There is nothing wrong with that. But some humility is in order, especially when we hear claims it will play an “important role in closing the $2.5 trillion financing gap that comes with the UN Sustainable Development Goals.”
Future innovation: more finance, less development
In my view, based on recent research, Canada is more of a leader in development innovation (including innovative finance) than its representatives realize or effectively communicate. We are among the top seven donors in both the Global Fund and vaccine alliance GAVI, where we could (and should) step up further at upcoming replenishments. And, by our count, we lead in at least four other innovative finance and results-based initiatives, totalling financial commitments over $400 million.
This all sounds too good, is there a problem? Yes. The problem is that the future of development finance is more about finance and less about development – and it is a future Canadian stakeholders (especially civil society) seem unprepared and ill-equipped to handle.

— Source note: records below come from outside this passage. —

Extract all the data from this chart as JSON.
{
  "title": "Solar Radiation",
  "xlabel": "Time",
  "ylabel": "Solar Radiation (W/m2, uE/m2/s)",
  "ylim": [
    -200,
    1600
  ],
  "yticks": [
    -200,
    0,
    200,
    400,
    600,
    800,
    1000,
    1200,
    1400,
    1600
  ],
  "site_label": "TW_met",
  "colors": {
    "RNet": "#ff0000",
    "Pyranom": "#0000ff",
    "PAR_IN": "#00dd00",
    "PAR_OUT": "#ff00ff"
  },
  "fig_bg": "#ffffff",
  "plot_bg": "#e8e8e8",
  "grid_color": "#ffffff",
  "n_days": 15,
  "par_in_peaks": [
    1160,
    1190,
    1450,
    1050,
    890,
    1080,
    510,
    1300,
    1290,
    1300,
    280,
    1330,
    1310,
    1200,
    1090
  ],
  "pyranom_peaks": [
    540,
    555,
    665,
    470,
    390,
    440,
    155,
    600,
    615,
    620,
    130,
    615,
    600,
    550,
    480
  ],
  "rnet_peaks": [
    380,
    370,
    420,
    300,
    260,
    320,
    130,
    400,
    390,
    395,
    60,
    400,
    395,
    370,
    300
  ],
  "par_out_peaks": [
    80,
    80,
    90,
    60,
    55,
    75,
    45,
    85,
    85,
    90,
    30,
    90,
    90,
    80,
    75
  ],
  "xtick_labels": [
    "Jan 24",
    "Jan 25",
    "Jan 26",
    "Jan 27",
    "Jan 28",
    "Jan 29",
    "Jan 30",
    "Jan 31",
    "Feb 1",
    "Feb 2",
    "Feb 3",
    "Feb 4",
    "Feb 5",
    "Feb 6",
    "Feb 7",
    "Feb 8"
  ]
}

Development is primarily thought of in terms of individual projects and/or humanitarian interventions viewed largely through a moralistic (if not moralizing), charitable lens. This view is outdated. Developing country governments and local partners have more capacity and know-how to both define their own agendas and deliver results. What they often lack is the ability to fund start-up and running costs. This is why real innovation is needed in finding new money and bringing new investors to the table.
What we see when we compare Canada with peers is the mismatch in terms of both scale and strategy.

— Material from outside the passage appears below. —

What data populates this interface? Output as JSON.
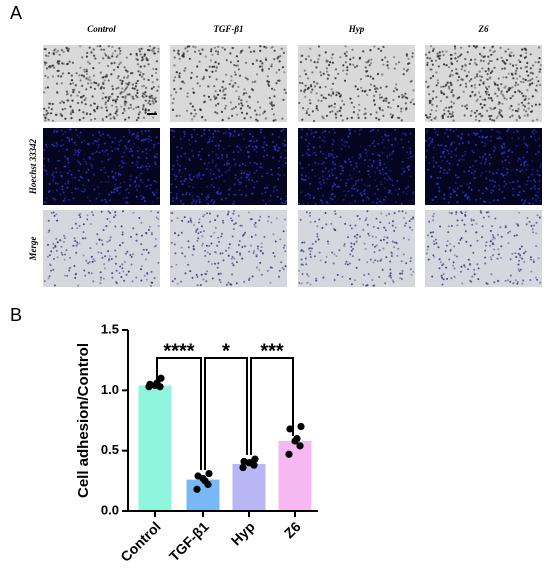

The myriad recent forays — e.g. AgResults, the Global SME Finance Innovation Trust Fund, Grand Challenges Canada or the Global Financing Facility for women and children — while at different stages, represent a great lab from which to draw lessons. The new government should be focused on compiling these lessons and sharing them with stakeholders for discussion (e.g. through a green paper). This would be very much in line with the Minister of International Development’s mandate letter.

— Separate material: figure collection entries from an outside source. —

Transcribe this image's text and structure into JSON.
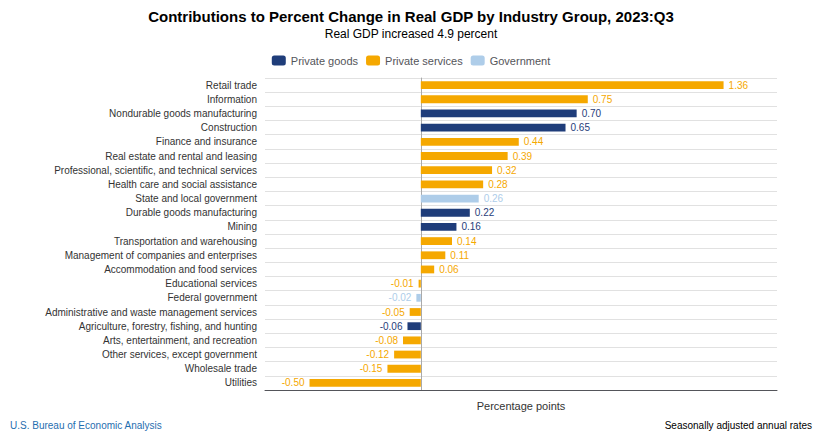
{
  "chart_data": {
    "type": "bar",
    "orientation": "horizontal",
    "title": "Contributions to Percent Change in Real GDP by Industry Group, 2023:Q3",
    "subtitle": "Real GDP increased 4.9 percent",
    "xlabel": "Percentage points",
    "annotations": [
      "U.S. Bureau of Economic Analysis",
      "Seasonally adjusted annual rates"
    ],
    "categories": [
      "Retail trade",
      "Information",
      "Nondurable goods manufacturing",
      "Construction",
      "Finance and insurance",
      "Real estate and rental and leasing",
      "Professional, scientific, and technical services",
      "Health care and social assistance",
      "State and local government",
      "Durable goods manufacturing",
      "Mining",
      "Transportation and warehousing",
      "Management of companies and enterprises",
      "Accommodation and food services",
      "Educational services",
      "Federal government",
      "Administrative and waste management services",
      "Agriculture, forestry, fishing, and hunting",
      "Arts, entertainment, and recreation",
      "Other services, except government",
      "Wholesale trade",
      "Utilities"
    ],
    "series": [
      {
        "name": "Private goods",
        "color": "#1F3D7A",
        "values": [
          null,
          null,
          0.7,
          0.65,
          null,
          null,
          null,
          null,
          null,
          0.22,
          0.16,
          null,
          null,
          null,
          null,
          null,
          null,
          -0.06,
          null,
          null,
          null,
          null
        ],
        "value_labels": [
          null,
          null,
          "0.70",
          "0.65",
          null,
          null,
          null,
          null,
          null,
          "0.22",
          "0.16",
          null,
          null,
          null,
          null,
          null,
          null,
          "-0.06",
          null,
          null,
          null,
          null
        ]
      },
      {
        "name": "Private services",
        "color": "#F5A800",
        "values": [
          1.36,
          0.75,
          null,
          null,
          0.44,
          0.39,
          0.32,
          0.28,
          null,
          null,
          null,
          0.14,
          0.11,
          0.06,
          -0.01,
          null,
          -0.05,
          null,
          -0.08,
          -0.12,
          -0.15,
          -0.5
        ],
        "value_labels": [
          "1.36",
          "0.75",
          null,
          null,
          "0.44",
          "0.39",
          "0.32",
          "0.28",
          null,
          null,
          null,
          "0.14",
          "0.11",
          "0.06",
          "-0.01",
          null,
          "-0.05",
          null,
          "-0.08",
          "-0.12",
          "-0.15",
          "-0.50"
        ]
      },
      {
        "name": "Government",
        "color": "#AECDE9",
        "values": [
          null,
          null,
          null,
          null,
          null,
          null,
          null,
          null,
          0.26,
          null,
          null,
          null,
          null,
          null,
          null,
          -0.02,
          null,
          null,
          null,
          null,
          null,
          null
        ],
        "value_labels": [
          null,
          null,
          null,
          null,
          null,
          null,
          null,
          null,
          "0.26",
          null,
          null,
          null,
          null,
          null,
          null,
          "-0.02",
          null,
          null,
          null,
          null,
          null,
          null
        ]
      }
    ],
    "xlim": [
      -0.7,
      1.6
    ],
    "tick_labels": "y",
    "data_labels": true,
    "grid": true,
    "legend": "top"
  }
}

While Convergence is great, slightly higher up the proverbial tree of low hanging fruit is the development finance initiative (DFI) that was allocated $300 million (over five years) in the last government’s budget. Even by relatively conservative estimates that figure is too small. The UK recently injected new capital into its DFI, the CDC Group, allocating $1 billion over three years. The new Canadian government should (more than) double down on this initiative.
France is going much further. More ambitious than the announcement that France will provide an additional four billion Euros per year in development assistance by 2020 — compared to French development agency AfD’s current budget of eight billion euros — are the steps being taken to get there. AfD is being integrated into the 400-billion-Euro-plus government-owned financial institution Groupe Caisse des Dépôts et Consignations, which, among other things, manages French public pension funds. In this new formation AfD could use Caisse’s assets to leverage additional borrowing on capital markets for development projects, making it a potential game-changer in development finance.
This is where development finance is going and Canada needs to catch up. Unlike leaders in results-based and innovative finance (like the UK), we lack an overarching strategy, the absence of which is sure to be filled by small, one-off innovative-sounding announce-ables that no one can be sure add up to what.
Releasing a discussion document to gather stakeholder inputs towards a Canadian strategy on innovative financing for development and doubling-down on the proposed Canadian DFI would send a signal that Canada is serious about “becoming a leader in innovative approaches to financing for development,” as our ministers claimed at Davos.